The development is unwelcome for Mr. Harper, who was elected promising a new era of ethics and accountability.
Until recently, Mr. Del Mastro was parliamentary secretary to the Prime Minister, and was once a key spokesman for the Conservative government in the House of Commons, defending the Conservative Party on a slew of Elections Canada controversies from robo-calls fraud in Guelph, Ont., to the so-called in-and-out financing scandal.
The charges were filed in the Ontario Court of Justice in Peterborough on Thursday; the allegations have not been proven in court.
They follow a lengthy investigation by Elections Canada.
“In our electoral system, it is fundamentally important that the spending and contribution limits enacted by Parliament be respected. It is also essential that the reports and information provided to Elections Canada be accurate and truthful,” said Yves Côté, Commissioner of Canada Elections. “We will continue to be vigilant to ensure that these rules are observed.”
Mr. Del Mastro, first elected in 2006, issued a statement rejecting the allegations and saying he looks forward to defending himself in court.
He said he remains dedicated to the “people of the Peterborough riding” and still backs the Harper government’s policies.
“While it is my full intention to continue to support the government’s economic agenda and the principles for which it stands, I have advised caucus leadership that it is my intention to step out of caucus until this matter is resolved,” he said in a statement.

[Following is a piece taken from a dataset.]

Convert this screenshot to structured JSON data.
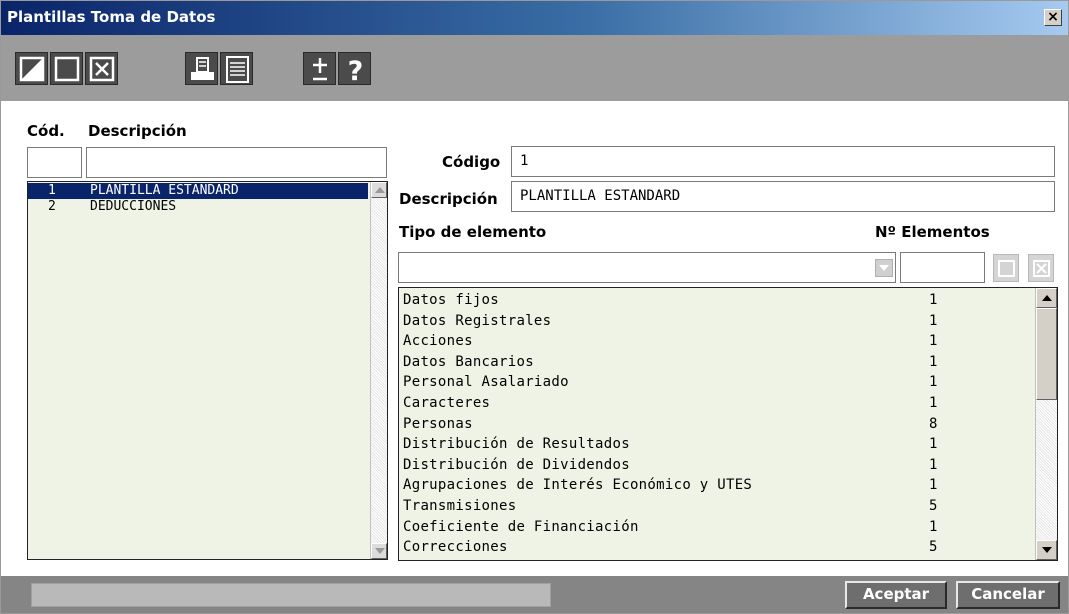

Back in June, Mr. Del Mastro, frustrated by the length of the investigation, challenged Elections Canada to lay charges or close the case.
Until Thursday, the MP was parliamentary secretary to the Minister of the Canadian Northern Economic Development Agency, for the Federal Economic Development Agency for Southern Ontario, and for the Federal Economic Development Initiative for Northern Ontario. He gives up the $16,000 annual salary that goes with the parliamentary secretary job.
The Conservatives have been trying to demonstrate they have a busy agenda for the return of the Commons in October. Opposition parties plan to shift the spotlight back to the Senate controversy, in which Nigel Wright had to resign as Mr. Harper’s chief of staff, and the expense claims of three Harper Senate appointees came under scrutiny.
“For years, whenever there has been scandal with this government, the Prime Minister has attempted to deflect any connection or any knowing all the way to the point where his Chief of Staff is under investigation,” NDP House Leader Nathan Cullen said. “I don’t know how the Prime Minister with a straight face can turn to Canadians and say he’s here to clean up a system that needed fixing.”
Mr. Del Mastro is charged with exceeding the limit that a candidate can contribute to his own campaign when he allegedly paid an election expense of $21,000 from his own pocket. The personal limit was $2,100.
Both the MP and Richard McCarthy, his official agent in the 2008 campaign, are charged with exceeding the $92,655.79 election expenses limit for the Peterborough race. They are charged with submitting an electoral campaign return that omitted to report a contribution, and election expense, of $21,000, and instead reported an expense of only $1,575. This, Elections Canada alleged, was submitting a material statement they knew or should “reasonably … have known” was false or misleading.
In Elections Canada court documents filed in 2012, an investigator for the watchdog alleges Mr. Del Mastro paid the Ottawa-based Holinshed Research Group $21,000 for calls to voters that was not declared in the MP’s 2008 campaign finance return.
If found guilty, Mr. Del Mastro and Mr. McCarthy could be hit with hefty penalties. If the Crown proceeds by way of summary conviction, an offender could face fines of as much as $2,000 or up to a year in jail – or both. If the Crown proceeds by indictment, the penalties can reach a maximum of $5,000 or five years in jail – or both.